Key points to note from the Review

Charges

  • The FCA findings show that charges are on average higher than during accumulation – there appears to be no valid defence for that.
  • Average total charges vary between providers, from 0.4% to 1.6%.
  • Products can have as many as 44 different charges linked to them.
  • The FCA says that “firms should challenge themselves on the level of charges and use 0.75% on default arrangements in accumulation as a point of reference”.  But the FCA wants to give providers a year if and when investment pathways are introduced. The Committee recommended a 0.75% cap in its report.

Poor outcomes for consumers

  • Over half (52%) of the fully withdrawn pots were not spent but were transferred into other savings or investments - primarily cash bank accounts. These findings have changed little since the interim report  -  52% of pots now withdrawn, vs 53% in the interim report. It appears that risk aversion in pension freedoms continues to be a major problem.
  • There is weak competitive pressure - 94% of consumers who accessed their pots without taking advice accepted the drawdown option offered by their pension provider.
  • 60% of consumers who chose drawdown without advice did not know, or were not sure, where their money was invested.

Better informed consumers

Drawdown investment pathways

The FCA is consulting on a proposal that providers offer three ready-made drawdown investment pathways architecture “broadly appropriate for consumers with fairly straightforward needs”. The FCA has endorsed the Committee’s recommendation that these should have independent governance committees.

DB pension transfers

FCA confirms that it will report on these, including the Committee’s recommendation of banning contingent charging for them, in the autumn.

Chair's comments

Commenting on the Review, Rt Hon Frank Field MP, Chair of the Committee, said:

“The FCA reports devilishly glacial progress, albeit now in the right direction. Report after report shows that inadequate protections are in place for too many savers. Yet again, the FCA has found that people are losing out in tax and investment returns by hiding their pensions in cash bank accounts. Yet again, the FCA has found that people are being ripped off by unjustifiably high and complex charges. But the FCA wants another year to mull over a charge cap while life savings are shamelessly milked. There has been more than enough warning. They should just introduce it.
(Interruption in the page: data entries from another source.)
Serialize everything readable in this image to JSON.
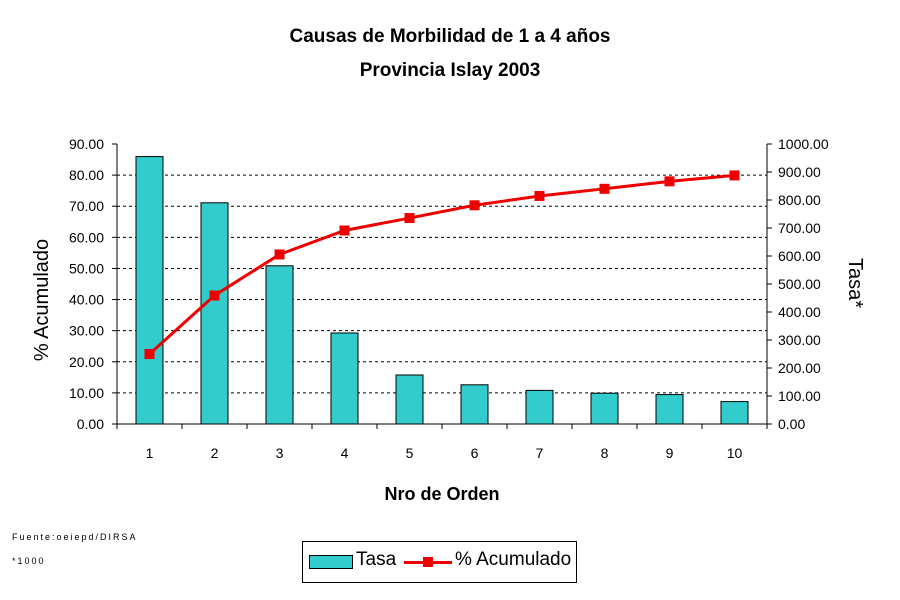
{
  "title_line1": "Causas de Morbilidad de 1 a 4  años",
  "title_line2": "Provincia Islay 2003",
  "footnote_source": "Fuente:oeiepd/DIRSA",
  "footnote_unit": "*1000",
  "legend": {
    "series1": "Tasa",
    "series2": "% Acumulado"
  },
  "colors": {
    "bars": "#33cccc",
    "line": "#ee0000",
    "grid": "#000000"
  },
  "chart_data": {
    "type": "bar",
    "title": "Causas de Morbilidad de 1 a 4  años Provincia Islay 2003",
    "xlabel": "Nro de Orden",
    "ylabel_left": "% Acumulado",
    "ylabel_right": "Tasa*",
    "categories": [
      "1",
      "2",
      "3",
      "4",
      "5",
      "6",
      "7",
      "8",
      "9",
      "10"
    ],
    "left_axis": {
      "ylim": [
        0,
        90
      ],
      "ticks": [
        "0.00",
        "10.00",
        "20.00",
        "30.00",
        "40.00",
        "50.00",
        "60.00",
        "70.00",
        "80.00",
        "90.00"
      ]
    },
    "right_axis": {
      "ylim": [
        0,
        1000
      ],
      "ticks": [
        "0.00",
        "100.00",
        "200.00",
        "300.00",
        "400.00",
        "500.00",
        "600.00",
        "700.00",
        "800.00",
        "900.00",
        "1000.00"
      ]
    },
    "grid": true,
    "legend_position": "bottom",
    "series": [
      {
        "name": "Tasa",
        "type": "bar",
        "axis": "right",
        "values": [
          955,
          790,
          565,
          325,
          175,
          140,
          120,
          110,
          105,
          80
        ]
      },
      {
        "name": "% Acumulado",
        "type": "line",
        "axis": "left",
        "values": [
          22.5,
          41.3,
          54.5,
          62.2,
          66.2,
          70.3,
          73.3,
          75.6,
          78.0,
          79.9
        ]
      }
    ]
  }
}
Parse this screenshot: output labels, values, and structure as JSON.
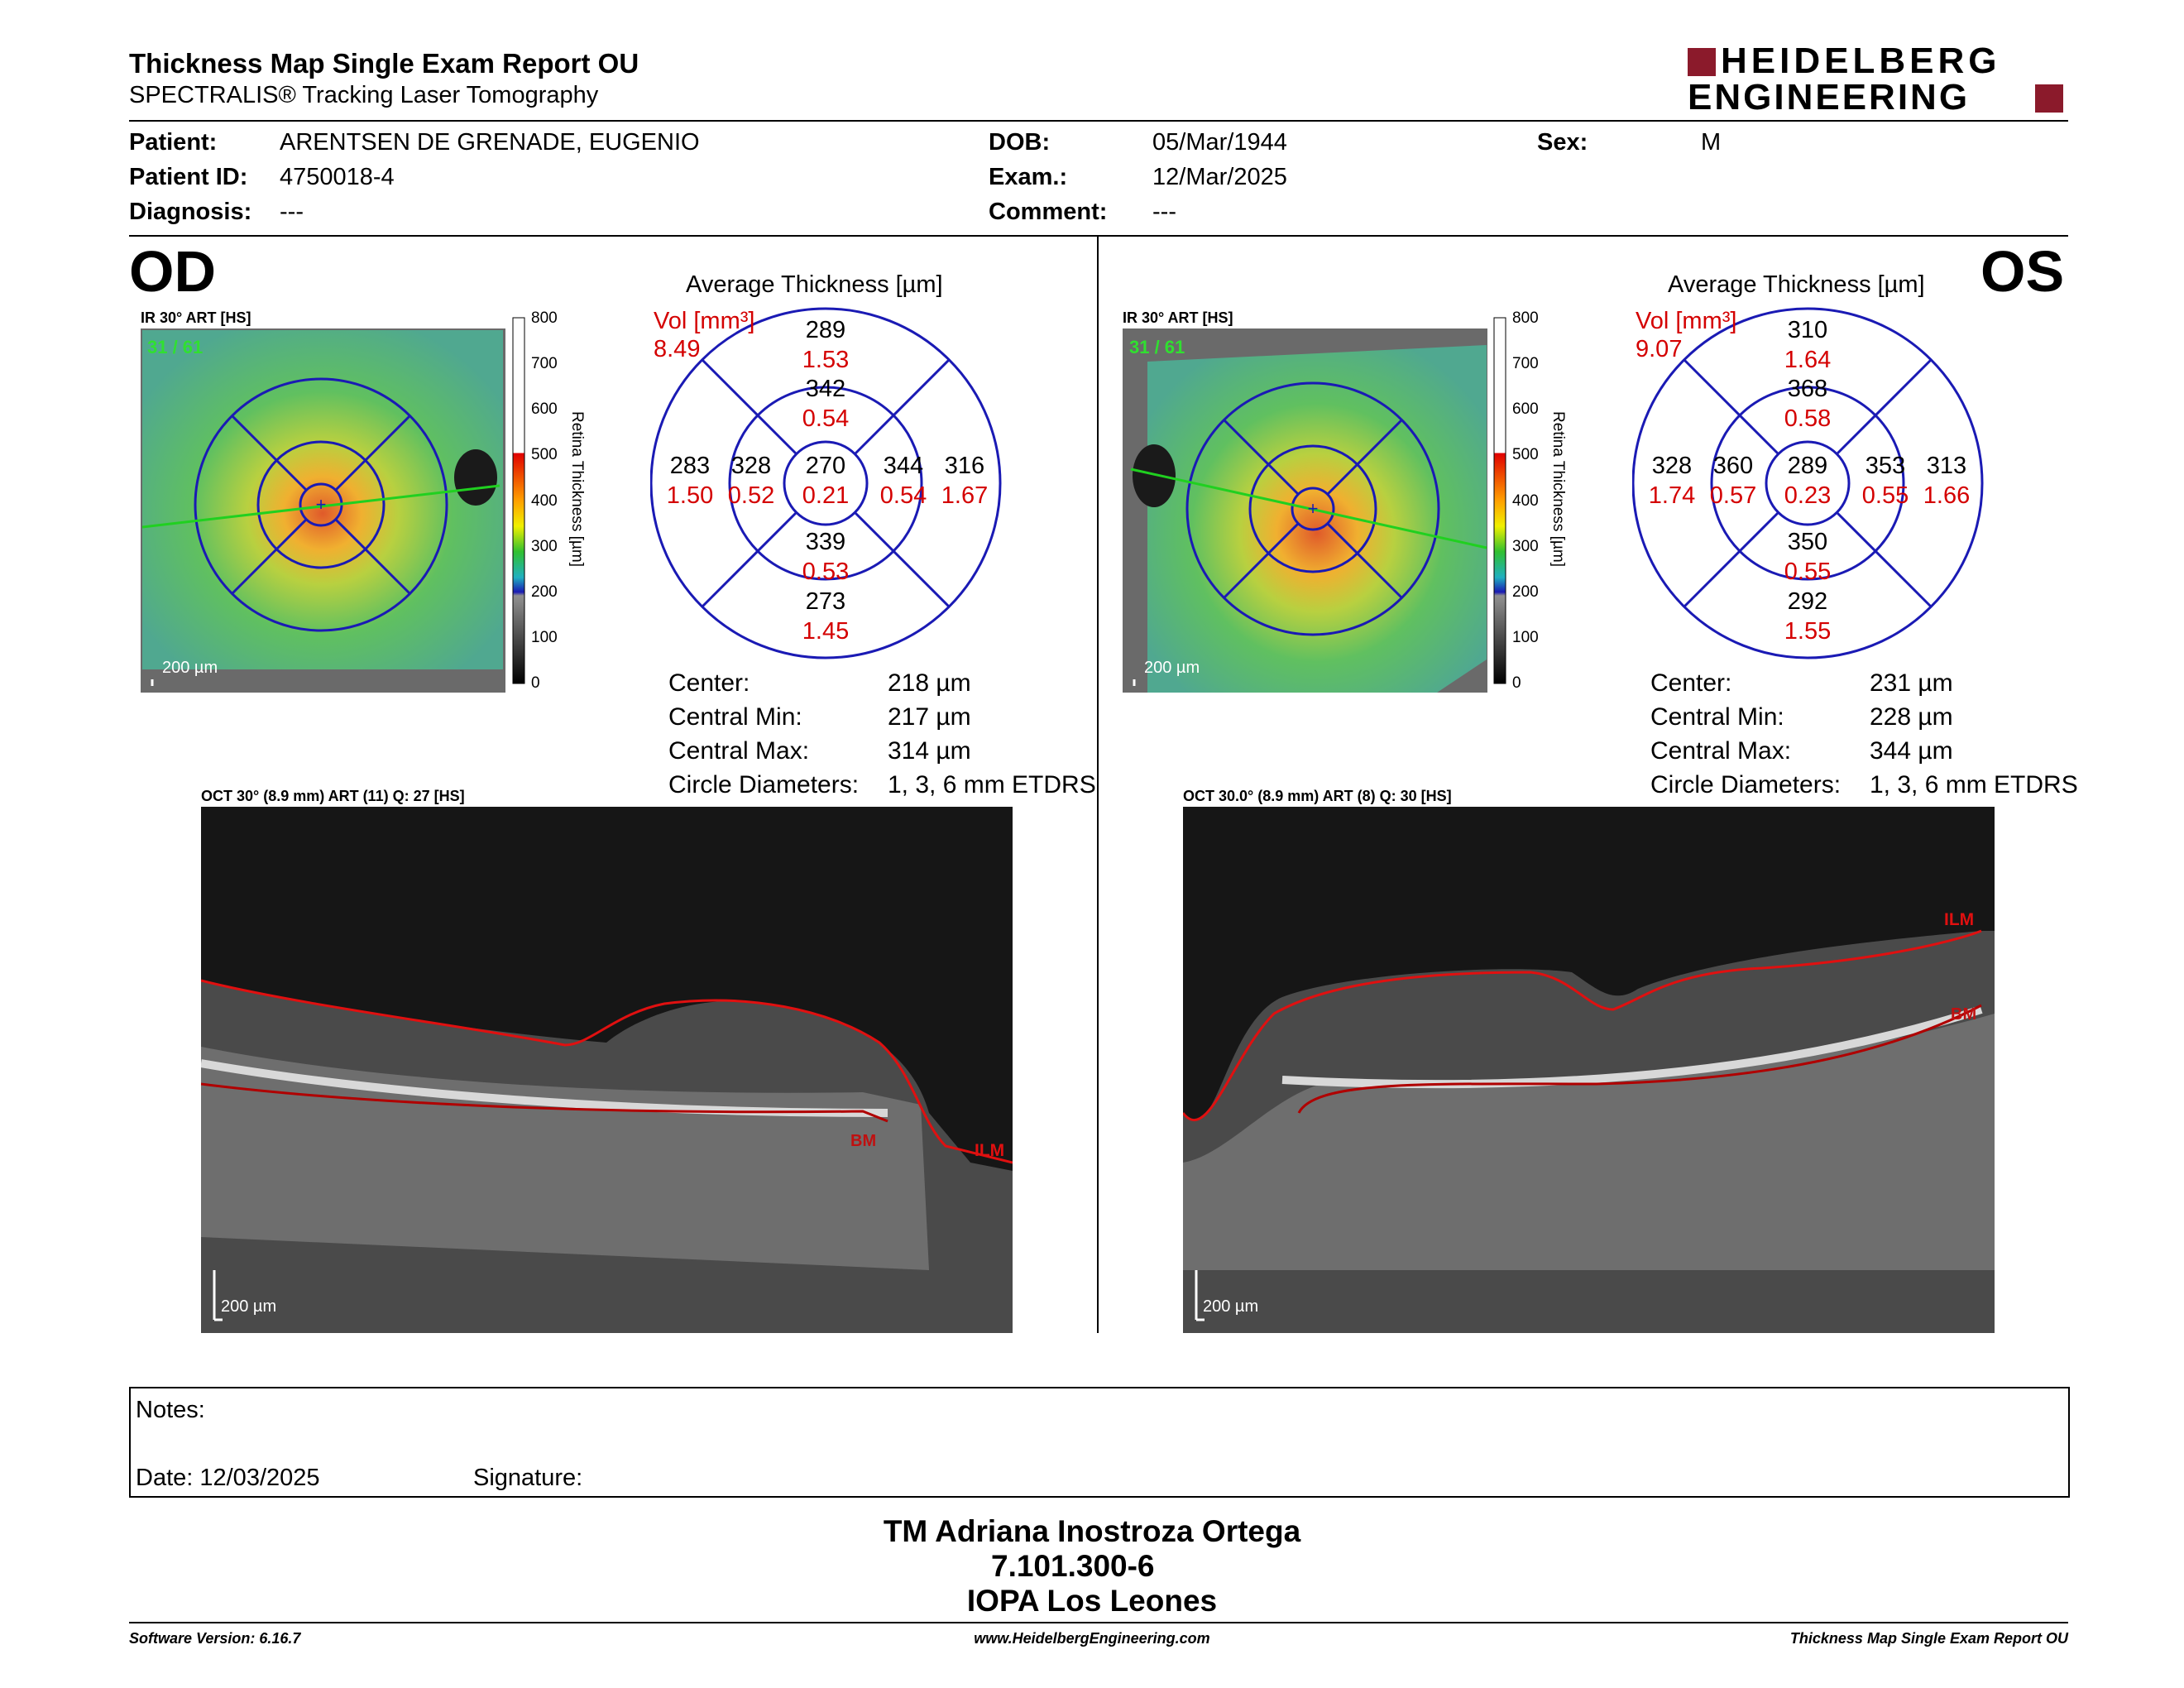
{
  "header": {
    "title": "Thickness Map Single Exam Report OU",
    "subtitle": "SPECTRALIS® Tracking Laser Tomography",
    "logo_line1": "HEIDELBERG",
    "logo_line2": "ENGINEERING"
  },
  "patient": {
    "patient_label": "Patient:",
    "patient_value": "ARENTSEN DE GRENADE, EUGENIO",
    "id_label": "Patient ID:",
    "id_value": "4750018-4",
    "diagnosis_label": "Diagnosis:",
    "diagnosis_value": "---",
    "dob_label": "DOB:",
    "dob_value": "05/Mar/1944",
    "exam_label": "Exam.:",
    "exam_value": "12/Mar/2025",
    "comment_label": "Comment:",
    "comment_value": "---",
    "sex_label": "Sex:",
    "sex_value": "M"
  },
  "scale": {
    "ticks": [
      "800",
      "700",
      "600",
      "500",
      "400",
      "300",
      "200",
      "100",
      "0"
    ],
    "label": "Retina Thickness [µm]"
  },
  "od": {
    "eye": "OD",
    "ir_label": "IR 30° ART [HS]",
    "ir_overlay": "31 / 61",
    "scalebar": "200 µm",
    "avg_title": "Average Thickness [µm]",
    "vol_label": "Vol [mm³]",
    "vol_value": "8.49",
    "sectors": {
      "outer_sup": {
        "t": "289",
        "v": "1.53"
      },
      "inner_sup": {
        "t": "342",
        "v": "0.54"
      },
      "outer_temp": {
        "t": "283",
        "v": "1.50"
      },
      "inner_temp": {
        "t": "328",
        "v": "0.52"
      },
      "center": {
        "t": "270",
        "v": "0.21"
      },
      "inner_nas": {
        "t": "344",
        "v": "0.54"
      },
      "outer_nas": {
        "t": "316",
        "v": "1.67"
      },
      "inner_inf": {
        "t": "339",
        "v": "0.53"
      },
      "outer_inf": {
        "t": "273",
        "v": "1.45"
      }
    },
    "stats": {
      "center_label": "Center:",
      "center_value": "218 µm",
      "min_label": "Central Min:",
      "min_value": "217 µm",
      "max_label": "Central Max:",
      "max_value": "314 µm",
      "diam_label": "Circle Diameters:",
      "diam_value": "1, 3, 6 mm ETDRS"
    },
    "oct_label": "OCT 30° (8.9 mm) ART (11) Q: 27 [HS]",
    "oct_scalebar": "200 µm",
    "layer_ilm": "ILM",
    "layer_bm": "BM"
  },
  "os": {
    "eye": "OS",
    "ir_label": "IR 30° ART [HS]",
    "ir_overlay": "31 / 61",
    "scalebar": "200 µm",
    "avg_title": "Average Thickness [µm]",
    "vol_label": "Vol [mm³]",
    "vol_value": "9.07",
    "sectors": {
      "outer_sup": {
        "t": "310",
        "v": "1.64"
      },
      "inner_sup": {
        "t": "368",
        "v": "0.58"
      },
      "outer_temp": {
        "t": "328",
        "v": "1.74"
      },
      "inner_temp": {
        "t": "360",
        "v": "0.57"
      },
      "center": {
        "t": "289",
        "v": "0.23"
      },
      "inner_nas": {
        "t": "353",
        "v": "0.55"
      },
      "outer_nas": {
        "t": "313",
        "v": "1.66"
      },
      "inner_inf": {
        "t": "350",
        "v": "0.55"
      },
      "outer_inf": {
        "t": "292",
        "v": "1.55"
      }
    },
    "stats": {
      "center_label": "Center:",
      "center_value": "231 µm",
      "min_label": "Central Min:",
      "min_value": "228 µm",
      "max_label": "Central Max:",
      "max_value": "344 µm",
      "diam_label": "Circle Diameters:",
      "diam_value": "1, 3, 6 mm ETDRS"
    },
    "oct_label": "OCT 30.0° (8.9 mm) ART (8) Q: 30 [HS]",
    "oct_scalebar": "200 µm",
    "layer_ilm": "ILM",
    "layer_bm": "BM"
  },
  "notes": {
    "notes_label": "Notes:",
    "date_label": "Date: 12/03/2025",
    "signature_label": "Signature:"
  },
  "signature_block": {
    "line1": "TM Adriana Inostroza Ortega",
    "line2": "7.101.300-6",
    "line3": "IOPA Los Leones"
  },
  "footer": {
    "left": "Software Version: 6.16.7",
    "center": "www.HeidelbergEngineering.com",
    "right": "Thickness Map Single Exam Report OU"
  },
  "colors": {
    "ring_blue": "#1a1ab4",
    "volume_red": "#d40000",
    "logo_red": "#8b1a2b",
    "segment_red": "#e01010"
  }
}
“We are pleased that the FCA has is taking forward many of our recommendations. Single page pension passports are of proven benefit to consumers. Consumer-friendly investment pathways for drawdown customers, overseen by independent governance committees, would rightly be widely welcomed. We hope and expect the FCA will announce a ban on contingent charging for transfers in their autumn report. Their instincts are right. We just want them to get on with it.”